Should colleges only offer majors with “clear career pathways?” It’s a valid question. I will confess. My major was interdisciplinary – studying the interconnectedness of economics, politics, regions, and history. At its heart was a liberal arts foundation with the requirement of two courses in each of these disciplines: theology, philosophy, and English literature.
I had scanned the article below at the beginning of the summer when it was first published. But a conversation I had last week forced me to re-read it.
I was lucky enough to have lunch with a rising college junior who was filling me in on her summer internship. As this article highlights, too many universities seem willing to throw out the liberal arts in order to embrace STEM, in fact in order to eliminate vast swaths of the liberal arts to make more rooms for but STEM. Yet at lunch this young woman regaled me with what her main task had been all summer: translating all of the work that the programmers were doing (you know, those kids who can’t seem to move beyond STEM) so that the rest of the world could understand what they were doing, and whether they were accomplishing anything that anyone else was interested in.

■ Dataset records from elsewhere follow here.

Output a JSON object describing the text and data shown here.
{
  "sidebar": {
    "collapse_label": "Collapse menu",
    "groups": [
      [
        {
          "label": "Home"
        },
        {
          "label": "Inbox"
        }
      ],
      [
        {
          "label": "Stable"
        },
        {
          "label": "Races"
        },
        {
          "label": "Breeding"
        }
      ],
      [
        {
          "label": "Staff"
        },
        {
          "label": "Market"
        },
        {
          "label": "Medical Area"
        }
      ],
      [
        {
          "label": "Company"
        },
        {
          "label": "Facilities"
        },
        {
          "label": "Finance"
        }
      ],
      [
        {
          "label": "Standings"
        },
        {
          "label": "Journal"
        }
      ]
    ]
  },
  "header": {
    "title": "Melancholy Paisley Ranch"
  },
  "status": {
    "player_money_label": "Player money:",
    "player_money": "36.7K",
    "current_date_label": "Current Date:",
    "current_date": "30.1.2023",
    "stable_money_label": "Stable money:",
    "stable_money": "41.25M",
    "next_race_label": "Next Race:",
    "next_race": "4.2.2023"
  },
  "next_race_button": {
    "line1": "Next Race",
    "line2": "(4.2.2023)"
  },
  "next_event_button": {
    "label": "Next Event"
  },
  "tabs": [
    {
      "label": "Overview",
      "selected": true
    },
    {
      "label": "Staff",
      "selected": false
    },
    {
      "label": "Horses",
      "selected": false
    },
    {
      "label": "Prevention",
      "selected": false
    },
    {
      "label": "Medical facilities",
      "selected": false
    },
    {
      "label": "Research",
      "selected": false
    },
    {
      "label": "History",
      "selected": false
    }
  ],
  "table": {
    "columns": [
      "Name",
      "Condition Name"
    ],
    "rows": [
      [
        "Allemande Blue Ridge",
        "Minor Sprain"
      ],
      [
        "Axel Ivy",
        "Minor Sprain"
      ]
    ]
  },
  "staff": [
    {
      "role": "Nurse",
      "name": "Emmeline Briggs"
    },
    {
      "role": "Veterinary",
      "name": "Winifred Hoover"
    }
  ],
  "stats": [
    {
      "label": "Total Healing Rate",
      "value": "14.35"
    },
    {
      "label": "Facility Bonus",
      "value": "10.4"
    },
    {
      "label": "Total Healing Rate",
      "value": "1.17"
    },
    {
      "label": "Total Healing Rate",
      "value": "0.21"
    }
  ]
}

I’m going to make wild for prediction here: Too few people are going to possess the skill set that a liberal arts education gives: the ability to read, synthesize, detect critical issues, write a topic sentence, and be understood by a wide audience. In the long run, the world will be clamoring for those who have honed their logic skills thanks to Plato’s Dialogues, cultivated their empathy via Shakespeare’s characters, and nurtured ethical decision making because of the theological and moral frameworks they learned.